For want of a battle the kingdom was lost.
And all for the want of a horseshoe nail.

So we might raise the question, who brought down the kingdom? Was it the blacksmith who neglected to place that last nail in its crucial place? Or was it his assistant who dawdled on his errand to get a fresh batch of nails, and who arrived just moments too late since the rider had rush off? And if we can blame the fall of the kingdom on a lazy assistant, how could any of us avoid blame for at least one catastrophe? (One thinks of the so-called “Butterfly Effect.”)

As you might imagine, this has shown up constantly in tort law, the civil law of wrongs. In a famous and influential 1928 case (Palsgraf v. Long Island Railroad), a conductor helped a latecomer on the train, accidentally dislodging his package. Unfortunately, it contained fireworks, which went off under the train, and the explosive concussion and ensuing panic caused a big railway scale to topple over on a pregnant women, who miscarried. She sued the railroad, which (in the days before “strict liability”) escaped penalty since the outcome of the conductor’s innocent act was unforeseen.

The law also has to deal with cases where someone attempts to do something criminal, but it’s logically impossible. For instance, a fellow puts a false side in his suitcase so he can smuggle lace doilies from Belgium back into America. He hope to avoid a tariff on such items, not knowing that, while he was in Europe, the tariff had been repealed. When the customs official discovers the lace in the hidden compartment, he knows the man has tried to break the law, but that there was no longer such law to break. Should he be charged with “attempted theft” in the sense that shooting a corpse would be “attempted murder”?

“Intention” plays a big role in discussions of human action. (Of course, birds do things too, like migrate, but most see a big difference between swallows and Guatemalans making their way to San Juan Capistrano.) Yes, I sneeze, and it may be reported as something I did, but it wasn’t intentional. So should we describe the sneeze as an “action” per se? And how far may an intention extend in describing an action? If you intend a tweet to ruin an authority figure (call him Nigel), and it does, is it fair to say of you, “He brought down Nigel?” How much credit or blame is due one, especially when the prospects were incredibly remote despite the depth of one’s intentions?
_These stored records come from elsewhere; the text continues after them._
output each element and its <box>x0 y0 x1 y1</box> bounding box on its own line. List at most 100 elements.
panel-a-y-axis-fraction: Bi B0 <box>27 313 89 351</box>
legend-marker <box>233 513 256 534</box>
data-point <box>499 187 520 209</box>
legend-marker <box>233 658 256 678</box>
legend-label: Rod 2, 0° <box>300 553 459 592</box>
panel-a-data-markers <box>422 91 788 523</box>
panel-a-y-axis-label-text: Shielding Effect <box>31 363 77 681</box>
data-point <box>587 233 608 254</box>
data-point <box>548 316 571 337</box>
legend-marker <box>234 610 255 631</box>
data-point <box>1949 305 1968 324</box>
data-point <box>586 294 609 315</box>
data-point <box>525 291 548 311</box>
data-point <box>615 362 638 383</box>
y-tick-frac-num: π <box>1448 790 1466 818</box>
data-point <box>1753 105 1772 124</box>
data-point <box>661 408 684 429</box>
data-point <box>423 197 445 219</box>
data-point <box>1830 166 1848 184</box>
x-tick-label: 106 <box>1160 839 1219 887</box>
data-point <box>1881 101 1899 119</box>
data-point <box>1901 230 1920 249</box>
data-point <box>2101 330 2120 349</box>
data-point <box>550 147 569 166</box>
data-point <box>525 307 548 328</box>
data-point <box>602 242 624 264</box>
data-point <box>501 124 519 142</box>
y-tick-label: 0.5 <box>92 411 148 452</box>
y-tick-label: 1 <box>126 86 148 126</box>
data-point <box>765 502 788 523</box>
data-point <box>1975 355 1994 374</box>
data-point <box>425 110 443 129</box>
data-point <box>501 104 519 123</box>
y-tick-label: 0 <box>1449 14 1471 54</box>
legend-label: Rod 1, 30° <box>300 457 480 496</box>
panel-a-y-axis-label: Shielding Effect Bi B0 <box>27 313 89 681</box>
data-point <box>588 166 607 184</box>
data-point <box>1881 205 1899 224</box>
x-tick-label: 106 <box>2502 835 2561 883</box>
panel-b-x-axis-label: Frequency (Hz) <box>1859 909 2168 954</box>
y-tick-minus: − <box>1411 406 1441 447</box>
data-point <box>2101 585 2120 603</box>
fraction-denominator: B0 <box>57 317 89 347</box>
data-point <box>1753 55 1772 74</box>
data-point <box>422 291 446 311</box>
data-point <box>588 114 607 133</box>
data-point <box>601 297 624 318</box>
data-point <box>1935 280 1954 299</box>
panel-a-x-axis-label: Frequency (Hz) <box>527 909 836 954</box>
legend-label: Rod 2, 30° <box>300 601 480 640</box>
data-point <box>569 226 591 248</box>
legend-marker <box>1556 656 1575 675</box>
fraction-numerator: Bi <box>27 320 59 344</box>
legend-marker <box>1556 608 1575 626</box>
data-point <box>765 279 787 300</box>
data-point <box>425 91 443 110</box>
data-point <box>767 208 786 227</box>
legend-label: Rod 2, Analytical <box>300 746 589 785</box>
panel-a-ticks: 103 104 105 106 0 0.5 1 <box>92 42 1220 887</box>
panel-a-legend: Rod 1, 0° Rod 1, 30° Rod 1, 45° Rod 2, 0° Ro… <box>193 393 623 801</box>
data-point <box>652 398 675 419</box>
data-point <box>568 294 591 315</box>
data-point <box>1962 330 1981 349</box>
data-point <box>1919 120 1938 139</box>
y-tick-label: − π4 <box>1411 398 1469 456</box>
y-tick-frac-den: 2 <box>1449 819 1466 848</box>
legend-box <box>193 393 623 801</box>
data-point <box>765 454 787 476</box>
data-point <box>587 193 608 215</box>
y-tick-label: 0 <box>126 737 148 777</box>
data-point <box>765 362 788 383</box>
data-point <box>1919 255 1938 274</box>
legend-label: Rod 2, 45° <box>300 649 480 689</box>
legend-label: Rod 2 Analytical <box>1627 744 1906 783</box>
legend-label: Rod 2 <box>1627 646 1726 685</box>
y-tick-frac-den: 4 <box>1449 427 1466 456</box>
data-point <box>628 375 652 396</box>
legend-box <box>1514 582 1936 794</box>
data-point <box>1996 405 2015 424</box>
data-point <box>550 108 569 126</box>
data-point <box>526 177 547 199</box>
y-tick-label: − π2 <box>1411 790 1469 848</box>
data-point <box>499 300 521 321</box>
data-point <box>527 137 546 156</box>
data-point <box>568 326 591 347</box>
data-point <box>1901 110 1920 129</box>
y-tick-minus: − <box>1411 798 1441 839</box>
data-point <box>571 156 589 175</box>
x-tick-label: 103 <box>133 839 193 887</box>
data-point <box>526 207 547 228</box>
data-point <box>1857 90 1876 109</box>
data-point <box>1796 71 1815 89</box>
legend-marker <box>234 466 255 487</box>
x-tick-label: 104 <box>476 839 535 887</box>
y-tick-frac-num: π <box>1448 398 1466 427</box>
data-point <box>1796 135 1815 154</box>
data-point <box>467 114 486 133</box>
And what are intentions anyway? Are they part of a causal chain, like falling dominoes, with your ambition to unseat a celebrity driving you to feverishly key in 280 momentous characters? But what if you’re just horsing around, tossing out something outlandish, meant as a joke? If the consequences of those were the same, would we still describe them both with “He destroyed Nigel’s career”?

Back to Edward Briney’s intentions, he said he didn’t mean to hurt anyone? How might that be? The window with the gun was covered with tin, so intruders couldn’t see what was coming. And there was no sign announcing the presence of a loaded firearm. So his claim seemed empty, unless, that is, we read it very generously to say that he didn’t mean to hurt just anybody who might come along (e.g., surely not a young woman fleeing a rapist and seeking refuge in the old house), and that he hoped the device would never be triggered. But he clearly meant to injure any thief who might venture therein, for, as he testified, he “was mad and tired of being tormented.”

His wife, Bertha, moderated his plan a bit by persuading him to lower the barrel so as to hit the invader’s knees rather than his belly. And that raises the question of group action. May we give her joint credit for maiming Katko, since the couple collaborated? Or, rather, that Bertha and not Edward saved Marvin’s life?

Rich material for philosophical sorting, a topic heavy with implications for praise and blame, reward and punishment.